La reconstruction de notre contrat social est essentielle pour récupérer. Cela signifie l’élaboration d’institutions démocratiques plus robustes et la promotion de la gouvernance axée sur les personnes, le tout ancré dans les droits de l’homme, et l’accès garanti aux services de base et au développement inclusif de tous.
Nous devons accroître la mise en commun de l’information et la collaboration entre les gouvernements et les acteurs de la sécurité à travers nos frontières. Ils servent mieux tous les citoyens lorsqu’ils combinent leurs ressources.
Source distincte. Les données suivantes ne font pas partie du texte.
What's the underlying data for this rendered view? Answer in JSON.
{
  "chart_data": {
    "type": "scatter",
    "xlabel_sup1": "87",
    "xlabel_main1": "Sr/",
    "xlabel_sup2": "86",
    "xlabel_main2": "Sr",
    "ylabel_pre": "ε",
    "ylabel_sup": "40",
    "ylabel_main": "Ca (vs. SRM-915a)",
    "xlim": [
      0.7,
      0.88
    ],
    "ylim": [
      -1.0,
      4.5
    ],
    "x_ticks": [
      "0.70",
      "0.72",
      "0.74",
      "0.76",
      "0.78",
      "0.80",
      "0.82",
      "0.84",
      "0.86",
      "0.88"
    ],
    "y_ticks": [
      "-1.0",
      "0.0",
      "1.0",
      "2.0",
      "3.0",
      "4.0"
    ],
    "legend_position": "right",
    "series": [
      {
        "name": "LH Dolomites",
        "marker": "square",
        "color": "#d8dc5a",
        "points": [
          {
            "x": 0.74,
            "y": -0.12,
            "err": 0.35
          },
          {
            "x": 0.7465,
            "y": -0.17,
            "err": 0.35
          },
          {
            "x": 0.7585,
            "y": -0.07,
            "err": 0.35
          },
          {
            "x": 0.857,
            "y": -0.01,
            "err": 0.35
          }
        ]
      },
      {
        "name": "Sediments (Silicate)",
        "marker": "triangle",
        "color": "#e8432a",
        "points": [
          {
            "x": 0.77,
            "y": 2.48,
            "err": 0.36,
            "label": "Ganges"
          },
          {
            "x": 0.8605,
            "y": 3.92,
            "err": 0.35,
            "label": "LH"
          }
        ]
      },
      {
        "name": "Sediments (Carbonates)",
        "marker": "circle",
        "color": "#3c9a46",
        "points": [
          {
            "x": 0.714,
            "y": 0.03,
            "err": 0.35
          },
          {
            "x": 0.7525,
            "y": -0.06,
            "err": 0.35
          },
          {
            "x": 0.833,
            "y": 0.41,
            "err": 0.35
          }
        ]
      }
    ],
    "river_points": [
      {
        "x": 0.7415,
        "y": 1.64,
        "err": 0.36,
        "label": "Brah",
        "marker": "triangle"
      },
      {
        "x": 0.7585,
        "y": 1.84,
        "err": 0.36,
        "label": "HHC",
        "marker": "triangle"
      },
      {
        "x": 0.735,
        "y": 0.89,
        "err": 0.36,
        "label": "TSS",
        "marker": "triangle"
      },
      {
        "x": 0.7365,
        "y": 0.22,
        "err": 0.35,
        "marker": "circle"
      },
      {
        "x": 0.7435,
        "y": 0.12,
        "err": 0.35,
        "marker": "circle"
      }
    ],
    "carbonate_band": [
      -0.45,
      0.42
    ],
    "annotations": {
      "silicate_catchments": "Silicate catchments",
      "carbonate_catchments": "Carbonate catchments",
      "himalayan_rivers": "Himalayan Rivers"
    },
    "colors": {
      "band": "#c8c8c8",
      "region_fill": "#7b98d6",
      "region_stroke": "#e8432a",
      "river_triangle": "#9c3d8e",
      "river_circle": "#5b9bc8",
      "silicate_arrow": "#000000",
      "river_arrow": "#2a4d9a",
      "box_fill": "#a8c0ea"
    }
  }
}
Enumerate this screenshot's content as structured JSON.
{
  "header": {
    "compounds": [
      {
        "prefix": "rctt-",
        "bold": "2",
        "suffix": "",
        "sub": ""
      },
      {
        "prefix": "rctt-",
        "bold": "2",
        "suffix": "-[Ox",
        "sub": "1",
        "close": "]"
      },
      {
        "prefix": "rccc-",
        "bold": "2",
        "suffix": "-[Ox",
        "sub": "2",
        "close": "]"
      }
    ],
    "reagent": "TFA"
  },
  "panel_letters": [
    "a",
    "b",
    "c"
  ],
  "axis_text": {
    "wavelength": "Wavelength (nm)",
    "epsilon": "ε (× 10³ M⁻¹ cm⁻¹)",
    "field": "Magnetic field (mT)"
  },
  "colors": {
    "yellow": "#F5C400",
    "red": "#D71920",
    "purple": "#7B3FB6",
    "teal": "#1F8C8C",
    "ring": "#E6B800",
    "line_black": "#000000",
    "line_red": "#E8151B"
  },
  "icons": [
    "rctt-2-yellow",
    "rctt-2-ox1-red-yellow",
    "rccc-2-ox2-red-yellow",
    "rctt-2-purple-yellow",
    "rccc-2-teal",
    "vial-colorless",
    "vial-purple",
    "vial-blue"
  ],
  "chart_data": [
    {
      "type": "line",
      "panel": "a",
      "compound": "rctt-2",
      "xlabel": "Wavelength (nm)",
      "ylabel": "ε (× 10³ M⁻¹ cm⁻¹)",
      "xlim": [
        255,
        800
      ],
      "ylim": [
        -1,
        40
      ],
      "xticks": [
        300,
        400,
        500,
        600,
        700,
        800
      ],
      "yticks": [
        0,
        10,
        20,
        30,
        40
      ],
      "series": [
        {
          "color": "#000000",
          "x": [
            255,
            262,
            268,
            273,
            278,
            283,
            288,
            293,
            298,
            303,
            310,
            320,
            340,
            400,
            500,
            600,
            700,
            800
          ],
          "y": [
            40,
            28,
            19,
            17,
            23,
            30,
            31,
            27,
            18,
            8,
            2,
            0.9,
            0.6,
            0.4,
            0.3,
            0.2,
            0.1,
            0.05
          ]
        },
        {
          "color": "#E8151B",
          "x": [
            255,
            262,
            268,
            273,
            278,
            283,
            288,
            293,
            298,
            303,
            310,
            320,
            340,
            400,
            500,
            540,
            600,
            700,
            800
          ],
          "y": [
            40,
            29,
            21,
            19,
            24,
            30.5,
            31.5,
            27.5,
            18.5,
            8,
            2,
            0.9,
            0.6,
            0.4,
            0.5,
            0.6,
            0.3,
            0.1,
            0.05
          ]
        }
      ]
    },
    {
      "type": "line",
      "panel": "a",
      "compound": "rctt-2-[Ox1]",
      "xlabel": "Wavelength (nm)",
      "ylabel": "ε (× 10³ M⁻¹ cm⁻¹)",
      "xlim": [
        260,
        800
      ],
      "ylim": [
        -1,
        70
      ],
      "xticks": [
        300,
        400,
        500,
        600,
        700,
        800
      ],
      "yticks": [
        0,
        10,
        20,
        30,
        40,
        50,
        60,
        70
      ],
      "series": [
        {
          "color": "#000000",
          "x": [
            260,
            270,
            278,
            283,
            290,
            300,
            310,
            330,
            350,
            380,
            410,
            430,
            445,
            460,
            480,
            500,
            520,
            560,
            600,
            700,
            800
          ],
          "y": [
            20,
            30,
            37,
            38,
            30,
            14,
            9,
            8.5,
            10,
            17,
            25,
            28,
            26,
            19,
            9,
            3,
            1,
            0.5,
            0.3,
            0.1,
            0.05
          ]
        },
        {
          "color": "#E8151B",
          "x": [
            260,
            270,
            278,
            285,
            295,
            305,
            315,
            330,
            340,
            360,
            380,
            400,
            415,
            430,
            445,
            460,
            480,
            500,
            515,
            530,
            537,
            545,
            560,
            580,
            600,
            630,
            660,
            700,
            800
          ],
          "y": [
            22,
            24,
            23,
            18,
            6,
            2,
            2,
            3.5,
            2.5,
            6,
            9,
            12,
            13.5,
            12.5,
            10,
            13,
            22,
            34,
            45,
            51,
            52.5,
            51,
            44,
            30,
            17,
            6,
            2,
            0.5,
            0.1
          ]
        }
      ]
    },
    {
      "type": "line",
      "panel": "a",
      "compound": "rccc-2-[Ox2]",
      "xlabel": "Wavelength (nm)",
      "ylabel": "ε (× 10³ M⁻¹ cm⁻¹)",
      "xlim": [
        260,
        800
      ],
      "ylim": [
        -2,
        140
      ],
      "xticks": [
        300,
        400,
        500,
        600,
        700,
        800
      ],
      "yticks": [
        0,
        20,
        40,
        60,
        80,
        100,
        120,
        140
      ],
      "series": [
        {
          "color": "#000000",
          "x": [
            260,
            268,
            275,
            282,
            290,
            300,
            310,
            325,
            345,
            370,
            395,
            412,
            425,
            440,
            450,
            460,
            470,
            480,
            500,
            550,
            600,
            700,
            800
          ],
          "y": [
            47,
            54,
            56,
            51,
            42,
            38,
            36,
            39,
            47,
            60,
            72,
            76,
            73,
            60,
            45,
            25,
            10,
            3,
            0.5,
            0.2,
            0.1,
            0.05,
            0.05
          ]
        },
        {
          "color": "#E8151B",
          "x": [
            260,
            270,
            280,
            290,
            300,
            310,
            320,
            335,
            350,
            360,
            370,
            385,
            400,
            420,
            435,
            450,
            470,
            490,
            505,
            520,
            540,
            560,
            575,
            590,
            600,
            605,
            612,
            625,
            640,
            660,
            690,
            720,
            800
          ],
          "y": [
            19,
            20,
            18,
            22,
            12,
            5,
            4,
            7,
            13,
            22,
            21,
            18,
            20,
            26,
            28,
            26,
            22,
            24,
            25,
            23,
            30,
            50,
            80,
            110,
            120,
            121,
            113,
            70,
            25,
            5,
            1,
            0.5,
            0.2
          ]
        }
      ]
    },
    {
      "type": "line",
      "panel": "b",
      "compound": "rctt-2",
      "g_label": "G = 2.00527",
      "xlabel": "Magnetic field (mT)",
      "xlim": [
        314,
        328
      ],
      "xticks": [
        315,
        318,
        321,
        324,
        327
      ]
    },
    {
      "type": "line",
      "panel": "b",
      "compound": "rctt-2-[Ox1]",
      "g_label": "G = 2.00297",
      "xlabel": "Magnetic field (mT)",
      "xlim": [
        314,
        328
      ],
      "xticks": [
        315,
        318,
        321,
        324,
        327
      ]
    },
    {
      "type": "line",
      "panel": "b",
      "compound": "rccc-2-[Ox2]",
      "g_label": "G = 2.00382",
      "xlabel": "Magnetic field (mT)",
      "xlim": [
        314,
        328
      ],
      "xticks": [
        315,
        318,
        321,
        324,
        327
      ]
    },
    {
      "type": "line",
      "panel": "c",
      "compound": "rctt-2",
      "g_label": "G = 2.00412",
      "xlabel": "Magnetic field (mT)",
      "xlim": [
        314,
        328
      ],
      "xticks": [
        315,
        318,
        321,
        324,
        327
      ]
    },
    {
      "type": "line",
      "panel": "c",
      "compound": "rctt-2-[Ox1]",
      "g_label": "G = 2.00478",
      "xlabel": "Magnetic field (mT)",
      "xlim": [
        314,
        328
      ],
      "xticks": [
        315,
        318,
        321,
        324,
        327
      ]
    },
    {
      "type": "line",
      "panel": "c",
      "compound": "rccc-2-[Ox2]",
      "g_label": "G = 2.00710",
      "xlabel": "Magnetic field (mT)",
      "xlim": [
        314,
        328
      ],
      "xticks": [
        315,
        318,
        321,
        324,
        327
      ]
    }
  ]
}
Il est vital et crucial de reconstruire nos défenses contre le terrorisme.
Les douleurs et les souffrances subies par les victimes pendant et après les carnages sont des questions souvent ignorées. Il est essentiel de fournir un soutien de santé mentale et psychologique aux victimes et aux survivants pour guérir et surmonter les traumatismes, les douleurs et les souffrances.
Je me souviens du récit poignant d’une femme qui s’enfuyait tragiquement avec son bébé lors d’une attaque de Boko Haram. Dans son désespoir, elle choisit ce qu’aucune femme ne devrait jamais avoir à choisir. Elle jeta son bébé dans le fleuve, en espérant contre toute espérance que quelqu’un, quelque part, offrirait le refuge et la sécurité à son enfant innocent. Ces cicatrices ne sont pas du type qui peut guérir facilement.
En conséquence, dans nos efforts pour assurer un soutien de santé mentale, nous devons faire participer notre communauté et les chefs religieux et traditionnels qui jouent un rôle vital dans la création des espaces sécurisés et l’encouragement au rétablissement.
Ensemble, nous pouvons construire un avenir plus sûr et sécurisé pour tous les Africains et pour le monde.